Would be nice to help out creators of ebooks and check for broken links. That seems to be a real problem. There is a tool called epub-linkchecker, but development seems to have stalled. I don't know much about epubs, but it looks like it's some XML-like format with normal <a> tags, so it might not be too hard to parse (either with our html link extractor or the plaintext extractor).

If there are any people interested in trying to add support, add a comment here. We can provide some guidance if needed.

lebensterben commented 3 years ago

well there's a nuclear option...

We can always convert anything to html, by pandoc. The downside is, it's parsed twice, by pandoc and html5ever (if the output is html).

atomotic commented 3 years ago

it's easy: you can use acat (extract files to standard out) from atool and pipe to lychee stdin

acat -F zip {file.epub} "*.xhtml" "*.html" | lychee  -

i wrote in the past here: https://literarymachin.es/epub-linkrot/ also epub-linkchecker was a quick experiment of mine. i discovered lychee today, this replaces my previous hacks

mre commented 3 years ago

That's cool! I will add that to the README.md. Thanks for the hint and for epub-linkchecker, which served as an inspiration.

mre commented 3 years ago

Done. I like the approach of using acat in combination with lychee. Each tool is responsible for exactly one task. However I'm still considering to support epub natively in the end. acat is written in Perl and it would be nice to have a pure-Rust version at some point.
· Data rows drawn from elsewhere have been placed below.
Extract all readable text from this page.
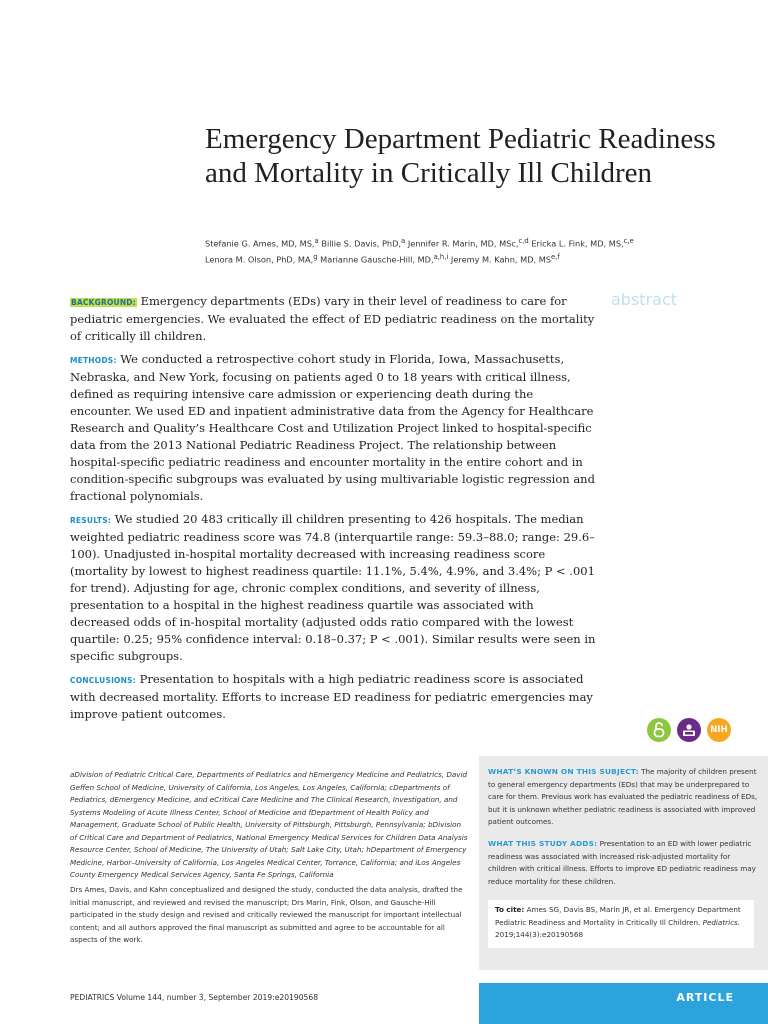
Emergency Department Pediatric Readiness and Mortality in Critically Ill Children
Stefanie G. Ames, MD, MS,$^a$ Billie S. Davis, PhD,$^a$ Jennifer R. Marin, MD, MSc,$^{c,d}$ Ericka L. Fink, MD, MS,$^{c,e}$
Lenora M. Olson, PhD, MA,$^g$ Marianne Gausche-Hill, MD,$^{a,h,i}$ Jeremy M. Kahn, MD, MS$^{e,f}$
abstract

BACKGROUND: Emergency departments (EDs) vary in their level of readiness to care for pediatric emergencies. We evaluated the effect of ED pediatric readiness on the mortality of critically ill children.

METHODS: We conducted a retrospective cohort study in Florida, Iowa, Massachusetts, Nebraska, and New York, focusing on patients aged 0 to 18 years with critical illness, defined as requiring intensive care admission or experiencing death during the encounter. We used ED and inpatient administrative data from the Agency for Healthcare Research and Quality’s Healthcare Cost and Utilization Project linked to hospital-specific data from the 2013 National Pediatric Readiness Project. The relationship between hospital-specific pediatric readiness and encounter mortality in the entire cohort and in condition-specific subgroups was evaluated by using multivariable logistic regression and fractional polynomials.

RESULTS: We studied 20 483 critically ill children presenting to 426 hospitals. The median weighted pediatric readiness score was 74.8 (interquartile range: 59.3–88.0; range: 29.6–100). Unadjusted in-hospital mortality decreased with increasing readiness score (mortality by lowest to highest readiness quartile: 11.1%, 5.4%, 4.9%, and 3.4%; P < .001 for trend). Adjusting for age, chronic complex conditions, and severity of illness, presentation to a hospital in the highest readiness quartile was associated with decreased odds of in-hospital mortality (adjusted odds ratio compared with the lowest quartile: 0.25; 95% confidence interval: 0.18–0.37; P < .001). Similar results were seen in specific subgroups.

CONCLUSIONS: Presentation to hospitals with a high pediatric readiness score is associated with decreased mortality. Efforts to increase ED readiness for pediatric emergencies may improve patient outcomes.

NIH
aDivision of Pediatric Critical Care, Departments of Pediatrics and hEmergency Medicine and Pediatrics, David Geffen School of Medicine, University of California, Los Angeles, Los Angeles, California; cDepartments of Pediatrics, dEmergency Medicine, and eCritical Care Medicine and The Clinical Research, Investigation, and Systems Modeling of Acute Illness Center, School of Medicine and fDepartment of Health Policy and Management, Graduate School of Public Health, University of Pittsburgh, Pittsburgh, Pennsylvania; bDivision of Critical Care and Department of Pediatrics, National Emergency Medical Services for Children Data Analysis Resource Center, School of Medicine, The University of Utah; Salt Lake City, Utah; hDepartment of Emergency Medicine, Harbor–University of California, Los Angeles Medical Center, Torrance, California; and iLos Angeles County Emergency Medical Services Agency, Santa Fe Springs, California
Drs Ames, Davis, and Kahn conceptualized and designed the study, conducted the data analysis, drafted the initial manuscript, and reviewed and revised the manuscript; Drs Marin, Fink, Olson, and Gausche-Hill participated in the study design and revised and critically reviewed the manuscript for important intellectual content; and all authors approved the final manuscript as submitted and agree to be accountable for all aspects of the work.
WHAT’S KNOWN ON THIS SUBJECT: The majority of children present to general emergency departments (EDs) that may be underprepared to care for them. Previous work has evaluated the pediatric readiness of EDs, but it is unknown whether pediatric readiness is associated with improved patient outcomes.
WHAT THIS STUDY ADDS: Presentation to an ED with lower pediatric readiness was associated with increased risk-adjusted mortality for children with critical illness. Efforts to improve ED pediatric readiness may reduce mortality for these children.
To cite: Ames SG, Davis BS, Marin JR, et al. Emergency Department Pediatric Readiness and Mortality in Critically Ill Children. Pediatrics. 2019;144(3):e20190568
PEDIATRICS Volume 144, number 3, September 2019:e20190568	ARTICLE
There is an epub crate which we could use. I'll keep that issue open for future discussion.

mre commented 2 years ago

We want to use pandoc for another use-case (https://github.com/lycheeverse/lychee/issues/291), so that's probably the way to go as it supports many different formats. I still don't know if we want to directly add the pandoc binary to lychee or just check if it's in the path.

The way it could work is

lychee book.epub

This would "just work" if pandoc is in the PATH and if not, it would throw an error:

Cannot read `book.epub`: Please install `pandoc` for handling epub files.

mre commented 2 years ago

As an addition, we could call pandoc --from=FORMAT to see if a file-type is supported if lychee doesn't support it itself.

lebensterben commented 2 years ago

see https://github.com/phiresky/ripgrep-all/blob/2d63efd3156a2eca633b1b43d67931fe1cb0df6e/src/adapters/custom.rs for how ripgrepa-all calls pandoc as a subprocess.

they require pandoc as a dependency and don't ship it directly. We can do this as well. And throw errors when it's needed but not found.

as for the lychee-action, we can add bundle one for convenience since that's not very big.